Ela estava ali, sentada numa cadeira de plástico, debruçada sobre uma mesa redonda de plástico, debaixo de um guarda-sol. Seu corpo todo protegia uma caderneta contra qualquer contato com o mundo, como se ali morasse um segredo incomensurável, impossível de ser posto para qualquer ser que não ela. Parecia que escrevia algo na caderneta.
Caía uma luz suave, de nove horas da manhã, uma luz molhada pela umidade das folhas que ainda guardavam os segredos de uma torrencial noite passada. Aquela luz amarelada, enverdecida, líquida, pousava por sobre partes dela. A sombra do guarda-sol não a abarcava plenamente e uma fresta de luz que traspassava folhas e galhos da sibipiruna parada acima da cena, tocava um pedaço de sua coxa e subia até sua cintura. Era como se os raios de sol compusessem uma tatuagem luminosa em seu corpo.

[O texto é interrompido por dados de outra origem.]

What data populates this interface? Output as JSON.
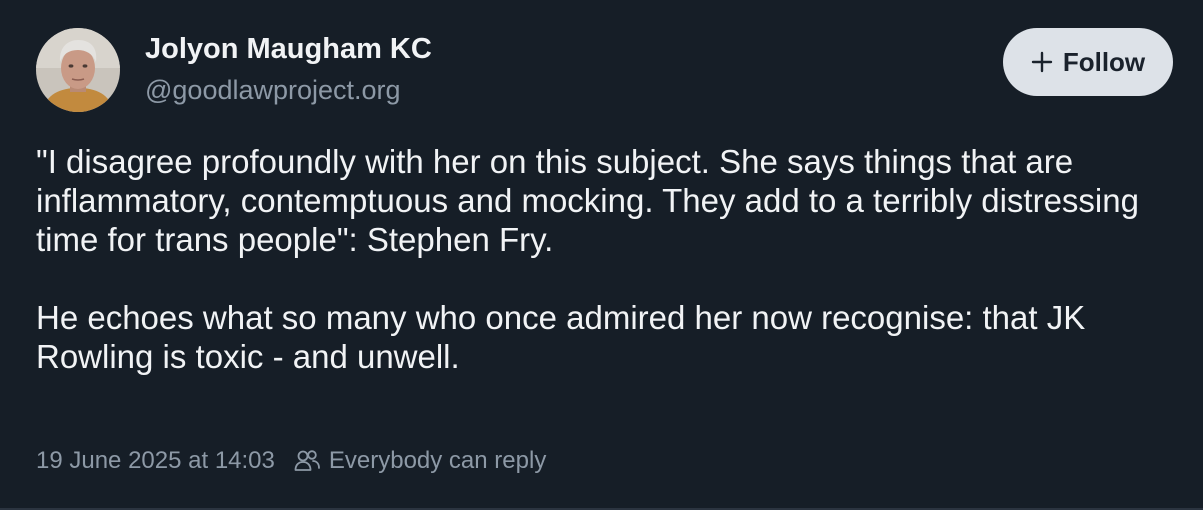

A olhava detidamente, mas com cautela, não queria pousar um olhar opressor de desejo viril por sobre ela, não queria sequer que ela notasse que eu a olhava. Queria apenas olhar aquela cena, na qual ela se situava. Quando ela entortou um pouco a cabeça para o meu lado e mordeu com os dentes da frente a ponta de uma caneta bic, calmamente iniciei um processo de percorrer o meu olhar para longe dela. Sem baque, sem agressividade, sem ansiedade, apenas percorrer o resto da cena que ela, ali, compunha.
O foco não era ela, era a cena.
Beberiquei meu café já morno, adentrei nos meus olhos, molhei a vista sem um motivo e a cena embaçou, ficou marejada. Respirei suspirando e pareceu quase um soluço, um erro do ar não saber o quanto entra ou sai, um vacilo do peito por ser acometido pela surpresa de querer mais ar do que a expectativa corporal havia combinado. Fechei os olhos, e deixei aquela viscosidade quente preencher em tom ferruginoso a escuridão das minhas pálpebras cerradas. Por que chorava, nunca saberia. Porque nunca me deixaria saber.
Uma fresta de sol já me queimava a cara, secava as lágrimas que habitaram a moldura dos meus olhos: minhas olheiras infinitas. Abri os olhos e fui à xícara, na ânsia por conseguir o último gole frio de café e descobri que não havia mais café, que me esquecera que já havia bebido todo o café. Suspirei de verdade. Quando voltei à cena, vi que ela que lá paisageamava, me olhava. Cena olhava cena. Ela acenou com a cabeça, correspondi com um leve levantar de mão, cadenciei os dedos.
Uma manhã que nos bastava. De fato, poesia atrai poema, e sempre há alguém a nos contemplar enquanto beleza, lonjura, infinito. Fechei os olhos mais uma vez, fiquei ali bebendo sol, enfiando luz nos meus poros. Abri os olhos, ela já não estava na cena.
Dia após dia, a dialética das inspirações. Há dialética nas inspirações. Suspirei fundo, fui trabalhar.
É a poesia, é o amor de quem gosta de admirar obras de arte naturais: a beleza da mulher, a beleza da natureza.